И тут же у нее перехватило дыхание от того, что этим незамысловатым вопросом она ни много ни мало – разрешила памяти быть. Признала, что ее жизнь когда‑то была туго, до самой последней мелочи, сплетена с жизнью сидящего напротив человека, и, что бы ни происходило впоследствии, они не чужие. Сердце опять панически задергалось так размашисто, будто кроме сердца у нее под тонюсенькой перегородочкой кожи и не осталось ничего; и эта‑то перегородочка вот‑вот лопнет… Даже в глазах потемнело. Ну и дура ты, Аська. А уж нервы стали – никуда!
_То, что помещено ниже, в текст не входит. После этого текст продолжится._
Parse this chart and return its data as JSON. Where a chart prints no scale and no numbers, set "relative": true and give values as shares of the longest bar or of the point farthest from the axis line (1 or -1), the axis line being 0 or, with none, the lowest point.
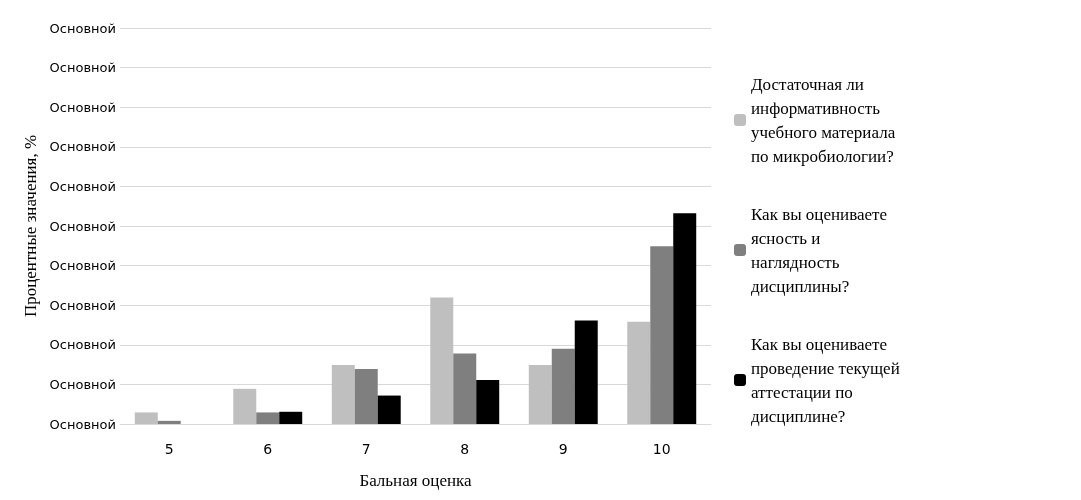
{
  "chart_data": {
    "type": "bar",
    "relative": true,
    "xlabel": "Бальная оценка",
    "ylabel": "Процентные значения, %",
    "categories": [
      "5",
      "6",
      "7",
      "8",
      "9",
      "10"
    ],
    "series": [
      {
        "name": "Достаточная ли информативность учебного материала по микробиологии?",
        "color": "#bfbfbf",
        "values": [
          0.055,
          0.167,
          0.28,
          0.6,
          0.28,
          0.485
        ]
      },
      {
        "name": "Как вы оцениваете ясность и наглядность дисциплины?",
        "color": "#7f7f7f",
        "values": [
          0.015,
          0.055,
          0.261,
          0.335,
          0.357,
          0.844
        ]
      },
      {
        "name": "Как вы оцениваете проведение текущей аттестации по дисциплине?",
        "color": "#000000",
        "values": [
          0,
          0.058,
          0.135,
          0.209,
          0.491,
          1
        ]
      }
    ],
    "annotations": [
      "Основной",
      "Основной",
      "Основной",
      "Основной",
      "Основной",
      "Основной",
      "Основной",
      "Основной",
      "Основной",
      "Основной",
      "Основной"
    ],
    "grid": "y",
    "legend": "right"
  }
}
Вот он сейчас как примется за столь любимые им воспоминания… А здорово мы ночью в речке купались, а? А помнишь, как мы познакомились? А помнишь, как мы с сеновала падучие звезды смотрели? А я помню, где тайная родинка у тебя… Ох! Язык тебе, Аська, отрезать надо!
– Бублики теперь очень невкусные стали, Ась, – будто ни в чем не бывало, ответил Симагин. – Как опилки.
И все.
С минуту она унимала дыхание, изо всех сил стараясь, чтобы он ничего не заметил.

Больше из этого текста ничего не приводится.